Related: PayPal’s baby steps into crypto aren’t dampening the hype for adoption
Not only that, as regulation becomes more favorable for the crypto market and as more large players like PayPal, Square and MicroStrategy broadcast their adoption of the asset class, it lends to the argument that the increase in interest has a sound basis. Chris Norris, head of corporate relations for Electroneum, told Cointelegraph:
“I believe that we will see the same FOMO from institutional investors moving forward, as we did from retail investors back in 2017 when Bitcoin and the crypto market reached all-time highs. However, the key difference here is that a new asset class is emerging and the recognition by institutional investors is a sign that we will see new ATHs.”

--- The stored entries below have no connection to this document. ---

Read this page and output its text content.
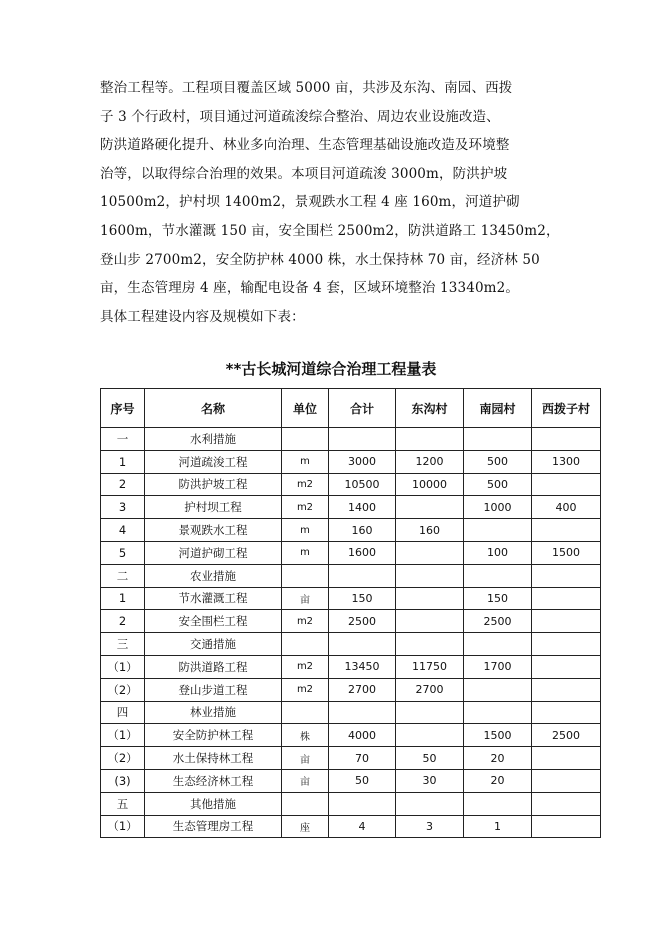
整治工程等。工程项目覆盖区域 5000 亩，共涉及东沟、南园、西拨
子 3 个行政村，项目通过河道疏浚综合整治、周边农业设施改造、
防洪道路硬化提升、林业多向治理、生态管理基础设施改造及环境整
治等，以取得综合治理的效果。本项目河道疏浚 3000m，防洪护坡
10500m2，护村坝 1400m2，景观跌水工程 4 座 160m，河道护砌
1600m，节水灌溉 150 亩，安全围栏 2500m2，防洪道路工 13450m2，
登山步 2700m2，安全防护林 4000 株，水土保持林 70 亩，经济林 50
亩，生态管理房 4 座，输配电设备 4 套，区域环境整治 13340m2。
具体工程建设内容及规模如下表：
**古长城河道综合治理工程量表
序号	名称	单位	合计	东沟村	南园村	西拨子村
一	水利措施					
1	河道疏浚工程	m	3000	1200	500	1300
2	防洪护坡工程	m2	10500	10000	500	
3	护村坝工程	m2	1400		1000	400
4	景观跌水工程	m	160	160		
5	河道护砌工程	m	1600		100	1500
二	农业措施					
1	节水灌溉工程	亩	150		150	
2	安全围栏工程	m2	2500		2500	
三	交通措施					
（1）	防洪道路工程	m2	13450	11750	1700	
（2）	登山步道工程	m2	2700	2700		
四	林业措施					
（1）	安全防护林工程	株	4000		1500	2500
（2）	水土保持林工程	亩	70	50	20	
(3)	生态经济林工程	亩	50	30	20	
五	其他措施					
（1）	生态管理房工程	座	4	3	1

Lastly, as the use of Ethereum and its associated smart contracts continue to gain traction, it will most likely spur the value of most premier cryptocurrencies in an upward direction, with Austin stating: “With more institutional players in crypto other digital assets could fare better as the crypto space and traditional finance become more aligned.”
What does the future hold for the market?
Tao believes that in the long term, the value of most crypto assets will continue to soar higher, likely reaching new all-time highs. However, in his view, the price of a digital currency alone cannot be used as an indicator of things to come, adding: “Ultimately what drives things forward is the technology and innovation behind each project. That is what attracts new users and moves the market.”
Churyumov believes that while prices may rise significantly in the near term, he isn’t entirely sure of whether or not this trend will continue after the “money printing slows down on the other side of the pandemic.”
Lastly, Norris pointed out that there have been clear indications that most major institutional investors are currently buying BTC and ETH every time the prices dip, which serves as another indicator that they have decided to invest in the crypto market as a long-term strategy.